Ieri sera, subito dopo gli errori dal dischetto di Griezmann e Juanfran ho avuto un illuminazione. Di quelle folgoranti, che ti colpiscono a caldo, durante una finale di Champions, ed a margine d'una stagione calcistica per club quantomeno inaspettata. Durante la quale, oggettivamente, abbiamo visto di tutto. Ed il contrario di tutto.

In Serie abbiamo visto una squadra senza stelle di primissima grandezza, e abbandonata da almeno tre calciatori di indiscusso valore internazionale, cadere sotto i colpi di chiunque e poi di rinascere, dopo un terzo di stagione, rinascendo dalle sue ceneri come araba fenice e vincere a suon di record uno scudetto che segna la storia.
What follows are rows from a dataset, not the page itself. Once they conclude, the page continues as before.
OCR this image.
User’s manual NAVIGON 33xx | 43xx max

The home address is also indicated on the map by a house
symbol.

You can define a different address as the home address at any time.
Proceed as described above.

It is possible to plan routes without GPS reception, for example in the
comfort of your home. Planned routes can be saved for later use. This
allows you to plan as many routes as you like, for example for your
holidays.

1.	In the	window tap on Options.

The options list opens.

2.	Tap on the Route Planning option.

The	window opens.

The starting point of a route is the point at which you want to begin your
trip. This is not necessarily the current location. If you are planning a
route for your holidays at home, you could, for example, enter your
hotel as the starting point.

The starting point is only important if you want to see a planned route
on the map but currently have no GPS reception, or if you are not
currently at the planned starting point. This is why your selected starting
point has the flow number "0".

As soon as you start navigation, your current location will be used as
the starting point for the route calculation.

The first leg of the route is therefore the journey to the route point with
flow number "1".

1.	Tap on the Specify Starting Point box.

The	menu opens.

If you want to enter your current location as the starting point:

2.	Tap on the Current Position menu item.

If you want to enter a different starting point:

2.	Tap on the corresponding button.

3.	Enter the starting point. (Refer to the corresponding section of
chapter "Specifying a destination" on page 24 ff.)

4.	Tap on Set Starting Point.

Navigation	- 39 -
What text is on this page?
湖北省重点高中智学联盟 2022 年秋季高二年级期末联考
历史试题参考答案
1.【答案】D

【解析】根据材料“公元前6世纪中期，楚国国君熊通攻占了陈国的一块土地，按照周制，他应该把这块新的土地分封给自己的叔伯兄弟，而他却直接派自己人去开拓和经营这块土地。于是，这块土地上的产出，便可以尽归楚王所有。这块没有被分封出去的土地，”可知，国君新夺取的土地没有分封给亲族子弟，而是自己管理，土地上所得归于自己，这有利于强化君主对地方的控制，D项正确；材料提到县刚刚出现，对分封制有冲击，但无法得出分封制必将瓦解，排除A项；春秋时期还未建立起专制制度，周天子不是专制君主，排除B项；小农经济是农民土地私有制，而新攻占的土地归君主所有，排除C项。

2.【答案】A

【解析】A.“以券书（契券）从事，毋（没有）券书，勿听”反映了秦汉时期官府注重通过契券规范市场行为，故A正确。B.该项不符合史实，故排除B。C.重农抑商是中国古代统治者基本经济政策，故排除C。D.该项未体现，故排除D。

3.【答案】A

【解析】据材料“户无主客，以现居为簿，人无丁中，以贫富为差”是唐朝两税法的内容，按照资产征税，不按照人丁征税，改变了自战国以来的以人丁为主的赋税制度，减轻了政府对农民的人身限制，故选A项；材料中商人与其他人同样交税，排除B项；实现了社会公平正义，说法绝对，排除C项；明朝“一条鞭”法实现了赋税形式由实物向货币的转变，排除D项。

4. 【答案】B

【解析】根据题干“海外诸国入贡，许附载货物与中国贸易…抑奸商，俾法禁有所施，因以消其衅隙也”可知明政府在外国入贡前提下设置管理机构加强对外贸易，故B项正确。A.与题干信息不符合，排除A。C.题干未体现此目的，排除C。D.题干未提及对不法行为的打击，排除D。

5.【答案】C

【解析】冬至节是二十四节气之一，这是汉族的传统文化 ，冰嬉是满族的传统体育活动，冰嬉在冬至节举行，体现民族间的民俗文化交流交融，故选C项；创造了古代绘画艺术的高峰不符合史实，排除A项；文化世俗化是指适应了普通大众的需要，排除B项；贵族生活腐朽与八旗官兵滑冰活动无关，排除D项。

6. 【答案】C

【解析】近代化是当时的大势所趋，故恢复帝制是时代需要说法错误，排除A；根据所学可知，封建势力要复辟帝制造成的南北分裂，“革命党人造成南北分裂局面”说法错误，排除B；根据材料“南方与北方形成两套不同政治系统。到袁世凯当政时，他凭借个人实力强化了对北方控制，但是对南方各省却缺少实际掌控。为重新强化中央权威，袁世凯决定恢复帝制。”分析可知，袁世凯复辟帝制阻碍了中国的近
In Premier, invece, abbiamo visto rinascere la speranza. La speranza di vincere nonostante la storia, il fatturato ed i valori in campo, i pronostici e le avversità siano assolutamente inconciliabili coi miracoli. In Champions, infine, abbiamo ammirato la caparbietà e la risolutezza d'un gruppo ancora una volta tanto epico quanto sfortunato, capace di inchinarsi per la seconda volta in tre anni ai rivali più edulcorati e acerrimi. 'Indios' contro 'vikingos', 'colchoneros' contro 'merengues', in una sfida caliente che va avanti sin dal 1903, ai tempi della Federación Regional Centro, e che ieri s'è arricchita dell'ennesima battaglia, in campo neutro. Alla fine ha avuto ragione il Real di Zidane, unico nella storia a vincere la Coppa dalle grandi orecchie sia da calciatore, che da allenatore che da vice: sempre al Real, e due volte su tre contro l'Atletico. Che, dalla sua, avrebbe meritato non solo per ripristinare quella sorta di equilibrio cosmico calcistico che il fato spesso concede sotto forma di "rinvincite", ma anche perché, nonostante possa non piacere, il calcio di Simeone va apprezzato. Ed, in qualche modo, anche rivalutato.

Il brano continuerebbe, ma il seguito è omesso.